When the Stuff-NZMEmerger was first rejected by the Commerce Commission, it said that the synergy benefits of between $40 million and $200m a year did not outweigh the loss of a “plurality” of voices and quality in the news media.

Those questions look to be set to rest by a new proposal that would ring fence the editorial operations of the two companies, keeping them independent and competitive, whilst taking advantage of backroom synergies.

This means we could be headed back to the Commerce Commission, which is under new leadership after Mark Berry, the previous chairman, left last year.

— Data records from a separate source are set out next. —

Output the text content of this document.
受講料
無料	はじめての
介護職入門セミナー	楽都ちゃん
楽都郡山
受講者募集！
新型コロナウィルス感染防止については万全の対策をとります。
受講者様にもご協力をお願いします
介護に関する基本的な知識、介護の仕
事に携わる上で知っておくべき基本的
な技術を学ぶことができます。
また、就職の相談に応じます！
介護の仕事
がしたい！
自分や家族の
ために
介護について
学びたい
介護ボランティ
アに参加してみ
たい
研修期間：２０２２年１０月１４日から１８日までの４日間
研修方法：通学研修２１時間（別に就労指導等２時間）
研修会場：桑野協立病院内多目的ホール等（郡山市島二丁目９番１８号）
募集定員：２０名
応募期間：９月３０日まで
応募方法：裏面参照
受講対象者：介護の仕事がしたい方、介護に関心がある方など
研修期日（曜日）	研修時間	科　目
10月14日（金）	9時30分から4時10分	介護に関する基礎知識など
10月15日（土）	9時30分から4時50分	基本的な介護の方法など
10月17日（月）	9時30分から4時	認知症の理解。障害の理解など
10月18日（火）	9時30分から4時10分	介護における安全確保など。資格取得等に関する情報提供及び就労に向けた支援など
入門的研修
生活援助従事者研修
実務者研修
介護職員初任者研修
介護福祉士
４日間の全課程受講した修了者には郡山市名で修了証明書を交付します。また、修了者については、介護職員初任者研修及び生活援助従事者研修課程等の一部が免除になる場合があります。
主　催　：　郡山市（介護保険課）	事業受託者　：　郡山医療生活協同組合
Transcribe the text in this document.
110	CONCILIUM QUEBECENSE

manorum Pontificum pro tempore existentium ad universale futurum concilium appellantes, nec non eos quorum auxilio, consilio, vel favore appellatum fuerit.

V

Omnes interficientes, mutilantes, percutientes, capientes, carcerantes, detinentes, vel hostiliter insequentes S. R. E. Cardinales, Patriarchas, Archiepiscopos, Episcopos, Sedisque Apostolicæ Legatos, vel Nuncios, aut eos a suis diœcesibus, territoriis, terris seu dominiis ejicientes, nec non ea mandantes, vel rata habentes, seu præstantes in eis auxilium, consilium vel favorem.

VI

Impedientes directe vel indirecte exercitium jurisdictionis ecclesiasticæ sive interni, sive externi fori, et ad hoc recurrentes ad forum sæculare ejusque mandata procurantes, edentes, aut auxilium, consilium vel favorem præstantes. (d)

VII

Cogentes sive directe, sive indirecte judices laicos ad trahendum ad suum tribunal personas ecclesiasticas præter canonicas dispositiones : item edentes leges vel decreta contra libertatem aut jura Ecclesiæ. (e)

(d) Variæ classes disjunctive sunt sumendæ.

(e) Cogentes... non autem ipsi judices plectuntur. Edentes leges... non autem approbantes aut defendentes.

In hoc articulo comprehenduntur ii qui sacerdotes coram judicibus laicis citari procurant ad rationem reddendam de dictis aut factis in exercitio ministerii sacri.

Stuff (December 2019): Minister won’t intervene with regulator over media merger, but deal could help

Commerce Minister Kris Faafoi won’t intervene to encourage or advise the Commerce Commission to look again at the case for allowing NZME and Stuff to merge, a spokesman for the minister says.

However, he said the Government could look at a “Kiwi Share” undertaking floated by NZME that would commit the company to maintain certain, unnamed mastheads and “protect journalists’ jobs” if a takeover was allowed.

With the added pressures of the Covid-19 pandemic the possibility of a merger came up again but it has become very messy.

RNZ (11 May): NZME makes offer to buy rival Stuff for $1

NZME is insisting a deal for it to purchase media rival Stuff is still on the cards, despite Stuff’s owner saying it has wrapped up talks with no deal.

NZME said this morning it was asking the government to allow it to buy Stuff for a nominal $1.

Stuff’s owner, Australia’s Nine Entertainment, responded that it had terminated talks with NZME over a purchase plan last week and no deal was in place.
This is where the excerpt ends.